The latter was true. And no, I assured myself, I didn't give a pancake's flip that Manny was dating again. Why should he stop now, after he'd had such an active social life during our marriage? I was, however, a bit weirded out by the thought of him dating someone so close to Celia's age. I also didn't like the idea of Celia becoming best friends with her father's girlfriend.

“No,” I said, for the sake of her feelings and my pride. “I'm not weirded out. But it looks like she's busy, so let's go inside by ourselves.”

“Okay, I'll tell Ariel where we're going.”

Ariel?
Celia jogged off past the cluster of neighbors, leaving me to come to terms with my ex dating a young, cool, Jeep-­driver with a cleavage tattoo and a Disney character's name.

I
set out a few of Victor's
bizcochitos
for Celia as the clock inched past midnight. A new day, the first without Victor. I didn't think I could taste the cookies without tearing up so I made a milky decaf for myself.
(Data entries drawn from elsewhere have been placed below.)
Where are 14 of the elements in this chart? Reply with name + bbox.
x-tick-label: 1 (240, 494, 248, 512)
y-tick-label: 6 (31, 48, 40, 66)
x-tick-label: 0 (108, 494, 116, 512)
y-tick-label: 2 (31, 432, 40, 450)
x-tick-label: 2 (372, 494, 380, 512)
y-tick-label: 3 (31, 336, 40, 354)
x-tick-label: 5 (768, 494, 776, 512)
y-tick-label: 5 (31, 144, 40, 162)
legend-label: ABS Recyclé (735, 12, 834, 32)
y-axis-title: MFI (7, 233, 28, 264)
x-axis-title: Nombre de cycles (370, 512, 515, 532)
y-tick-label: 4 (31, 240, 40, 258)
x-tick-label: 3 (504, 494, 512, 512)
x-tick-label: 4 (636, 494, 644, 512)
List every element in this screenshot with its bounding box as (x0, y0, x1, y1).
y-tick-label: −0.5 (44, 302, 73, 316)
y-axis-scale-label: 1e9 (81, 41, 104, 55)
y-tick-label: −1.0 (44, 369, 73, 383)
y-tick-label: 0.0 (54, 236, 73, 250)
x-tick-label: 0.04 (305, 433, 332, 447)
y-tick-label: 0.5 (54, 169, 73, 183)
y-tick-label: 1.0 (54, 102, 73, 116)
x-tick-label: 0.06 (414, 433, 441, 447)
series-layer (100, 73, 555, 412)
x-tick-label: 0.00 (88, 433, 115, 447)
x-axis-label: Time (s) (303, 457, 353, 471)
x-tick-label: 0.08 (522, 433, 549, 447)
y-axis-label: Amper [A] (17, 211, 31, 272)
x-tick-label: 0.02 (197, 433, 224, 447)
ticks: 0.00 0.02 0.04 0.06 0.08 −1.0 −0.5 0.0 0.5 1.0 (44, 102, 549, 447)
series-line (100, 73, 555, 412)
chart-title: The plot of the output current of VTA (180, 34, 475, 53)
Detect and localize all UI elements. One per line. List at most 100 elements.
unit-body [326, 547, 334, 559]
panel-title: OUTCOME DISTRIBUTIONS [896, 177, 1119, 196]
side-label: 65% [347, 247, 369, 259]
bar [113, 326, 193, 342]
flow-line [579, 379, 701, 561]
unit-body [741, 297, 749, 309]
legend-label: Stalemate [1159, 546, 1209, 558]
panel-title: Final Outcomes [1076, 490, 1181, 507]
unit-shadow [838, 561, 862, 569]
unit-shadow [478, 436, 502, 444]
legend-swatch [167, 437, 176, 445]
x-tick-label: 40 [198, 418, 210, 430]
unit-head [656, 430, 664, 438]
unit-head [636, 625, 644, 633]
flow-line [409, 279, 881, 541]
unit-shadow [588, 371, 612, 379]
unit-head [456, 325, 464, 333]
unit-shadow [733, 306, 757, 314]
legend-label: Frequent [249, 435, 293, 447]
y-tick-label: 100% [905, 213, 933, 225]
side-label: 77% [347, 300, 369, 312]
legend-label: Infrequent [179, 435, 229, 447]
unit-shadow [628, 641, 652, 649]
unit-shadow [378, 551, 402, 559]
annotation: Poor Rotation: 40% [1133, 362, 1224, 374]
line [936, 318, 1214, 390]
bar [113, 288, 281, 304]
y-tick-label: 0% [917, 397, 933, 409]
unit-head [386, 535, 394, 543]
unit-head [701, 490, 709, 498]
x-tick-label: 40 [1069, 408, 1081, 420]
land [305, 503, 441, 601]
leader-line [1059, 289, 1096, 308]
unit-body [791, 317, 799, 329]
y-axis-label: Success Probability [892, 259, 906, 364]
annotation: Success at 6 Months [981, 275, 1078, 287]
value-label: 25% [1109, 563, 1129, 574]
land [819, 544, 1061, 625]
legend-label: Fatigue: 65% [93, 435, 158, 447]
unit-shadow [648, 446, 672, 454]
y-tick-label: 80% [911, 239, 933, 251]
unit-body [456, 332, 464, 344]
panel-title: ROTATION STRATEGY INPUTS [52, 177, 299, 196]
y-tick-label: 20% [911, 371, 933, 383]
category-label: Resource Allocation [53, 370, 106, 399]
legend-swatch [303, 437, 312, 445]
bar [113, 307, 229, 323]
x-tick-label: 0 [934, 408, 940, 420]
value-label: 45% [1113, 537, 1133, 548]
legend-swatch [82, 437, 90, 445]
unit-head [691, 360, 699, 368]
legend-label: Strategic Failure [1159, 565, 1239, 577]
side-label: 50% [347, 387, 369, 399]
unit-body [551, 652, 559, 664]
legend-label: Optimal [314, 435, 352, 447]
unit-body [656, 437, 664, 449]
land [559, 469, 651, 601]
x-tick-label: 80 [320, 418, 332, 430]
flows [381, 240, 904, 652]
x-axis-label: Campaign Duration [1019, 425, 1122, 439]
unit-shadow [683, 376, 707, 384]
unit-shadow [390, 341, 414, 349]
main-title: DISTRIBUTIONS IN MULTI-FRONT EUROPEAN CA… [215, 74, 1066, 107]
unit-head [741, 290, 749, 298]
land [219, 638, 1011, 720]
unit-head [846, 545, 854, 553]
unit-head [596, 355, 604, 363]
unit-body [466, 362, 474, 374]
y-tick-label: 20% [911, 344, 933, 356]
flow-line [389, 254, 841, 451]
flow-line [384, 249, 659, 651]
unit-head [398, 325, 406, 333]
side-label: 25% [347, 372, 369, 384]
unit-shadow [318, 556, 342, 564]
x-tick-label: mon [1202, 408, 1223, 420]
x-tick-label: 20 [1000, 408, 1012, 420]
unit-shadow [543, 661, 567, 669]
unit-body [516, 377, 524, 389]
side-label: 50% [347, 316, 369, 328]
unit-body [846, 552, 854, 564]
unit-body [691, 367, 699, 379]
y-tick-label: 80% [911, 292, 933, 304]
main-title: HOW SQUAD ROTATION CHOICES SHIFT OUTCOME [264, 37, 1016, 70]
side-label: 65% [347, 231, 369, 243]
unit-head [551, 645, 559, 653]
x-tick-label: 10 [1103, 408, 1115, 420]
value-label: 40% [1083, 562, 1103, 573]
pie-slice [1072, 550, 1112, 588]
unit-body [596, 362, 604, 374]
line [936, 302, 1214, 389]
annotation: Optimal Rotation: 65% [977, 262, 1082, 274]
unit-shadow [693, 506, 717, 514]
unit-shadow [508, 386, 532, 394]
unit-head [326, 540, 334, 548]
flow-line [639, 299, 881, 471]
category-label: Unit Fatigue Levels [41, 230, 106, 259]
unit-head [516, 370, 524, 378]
Celia came in, thankfully alone, and dropped her backpack by the fireplace, where a few embers glowed.

“Have some cookies, honey. Then let's try to get to bed.”

Celia nibbled a cookie and poked at her smart-­phone screen while I took a stab at grief counseling. “A loss like this is hard to understand.”

This platitude was met with sniffles and heightened tapping on the phone. I persisted. “We can't always know how others are feeling, their pain.”

“It sucks,” my daughter said, turning away to wipe her eyes. Celia took after her dad in hiding emotions. I handed her a tissue and we sat for a few minutes in silence, until pounding on the door rattled us and the house. I didn't need Dalia's psychic powers to guess who it was.